There are many reasons not to buy a smart lock, but high on the list is the risk of getting remotely locked out of your crap. For hundreds of customers using Lockstate's smart locks, that potentiality became a reality last week — with some Airbnb users getting screwed the hardest.
GIF Source: Lockstate
Keys have been around for hundreds, if not, thousands of years. We've all used them. We generally understand how they work and how vulnerable they can be. Some are better than others. And now that the simplest of devices in the home are connecting to the cloud, it's time to figure out just how safe or smart these new-fangled smart locks really are.
Lockstate CEO Nolan Mondrow wrote a letter to customers who were affected by the screw up on August 8. He explained that "a software update was sent to your [6000i] lock, it failed to reconnect to our web service making a remote fix impossible". The automatic update that was pushed out over the Wi-Fi-connected locks bricked about eight per cent of the devices it was sent to according to Mondrow.

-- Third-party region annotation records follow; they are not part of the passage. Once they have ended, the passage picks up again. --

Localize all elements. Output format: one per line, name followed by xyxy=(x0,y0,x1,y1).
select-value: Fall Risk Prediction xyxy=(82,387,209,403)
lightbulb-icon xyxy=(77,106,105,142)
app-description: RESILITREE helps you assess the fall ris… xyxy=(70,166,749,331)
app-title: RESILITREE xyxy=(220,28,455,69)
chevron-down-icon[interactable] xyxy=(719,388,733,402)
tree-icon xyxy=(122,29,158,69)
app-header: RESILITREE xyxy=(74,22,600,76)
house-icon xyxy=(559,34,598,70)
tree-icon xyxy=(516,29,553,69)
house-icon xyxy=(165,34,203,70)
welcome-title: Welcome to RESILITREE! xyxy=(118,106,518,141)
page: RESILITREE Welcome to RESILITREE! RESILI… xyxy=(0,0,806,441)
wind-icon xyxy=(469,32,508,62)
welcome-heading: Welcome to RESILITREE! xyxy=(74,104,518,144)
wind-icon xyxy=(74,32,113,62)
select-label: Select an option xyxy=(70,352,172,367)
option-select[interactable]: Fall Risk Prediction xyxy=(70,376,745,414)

When your smart lock is busted, it isn't just a matter of calling the locksmith and stopping by Bunnings to pick up a new one. Lockstate offered a replacement by mail for customers who sent in the back portion of the lock for reformatting within five to seven days. Customers who wanted a replacement without sending their own lock first face a 14-18 day wait time. The company told Threatpost that about 500 customers lost their locks and a free year of access to its portal service was being offered as a mea culpa.
For individual customers, this may not have been a huge issue — both keyed and keypad entry are available on the smart locks. But for businesses, this was likely a huge pain in the arse. Airbnb recommends the smart lock as part of its Host Assist program. A property owner can rent out their space and just give the code to a renter from wherever they happen to be. The bricked locks apparently left some renters angry:
— Juniper (@JuniperWyoming) August 7, 2017
LockState told Threatpost that "200 Airbnb customers were impacted". Gizmodo contacted Airbnb for comment and a spokesperson claimed that the company doesn't have a tally of how many total hosts had issues, but "less than five" had contacted them about it. Airbnb confirmed the number of hosts using the lock as being around 200 people and said, "this issue has been 100-per cent resolved."
If reactions on Twitter are any indication, it would seem that the figure might be an exaggeration. An Airbnb host named Ruffin Provost told TechCrunch that he found the company's response to be lacking:
The company initially told me they had no extra locks to send me for a replacement and I'd have to wait up to 20 days. After word started getting around late Friday about all this, the marketing director left me a message that they had now gotten some extra locks somehow. But I had already sent back parts of both my locks.
Provost says he'll now have to sell his two new locks after receiving his fixed locks. He asked why the company hadn't been more proactive getting out detailed information for replacements, and he says that someone from Lockstate told him, "Sometimes the best way is to reach out to them in mass through a vehicle like Twitter. But I've got to sell new locks as well."
Right, advertising that your smart locks get bricked by software updates really isn't the most enticing selling point. Just remember, it could always be worse. The software update could've just left everyone's house unlocked for god knows how long before they noticed.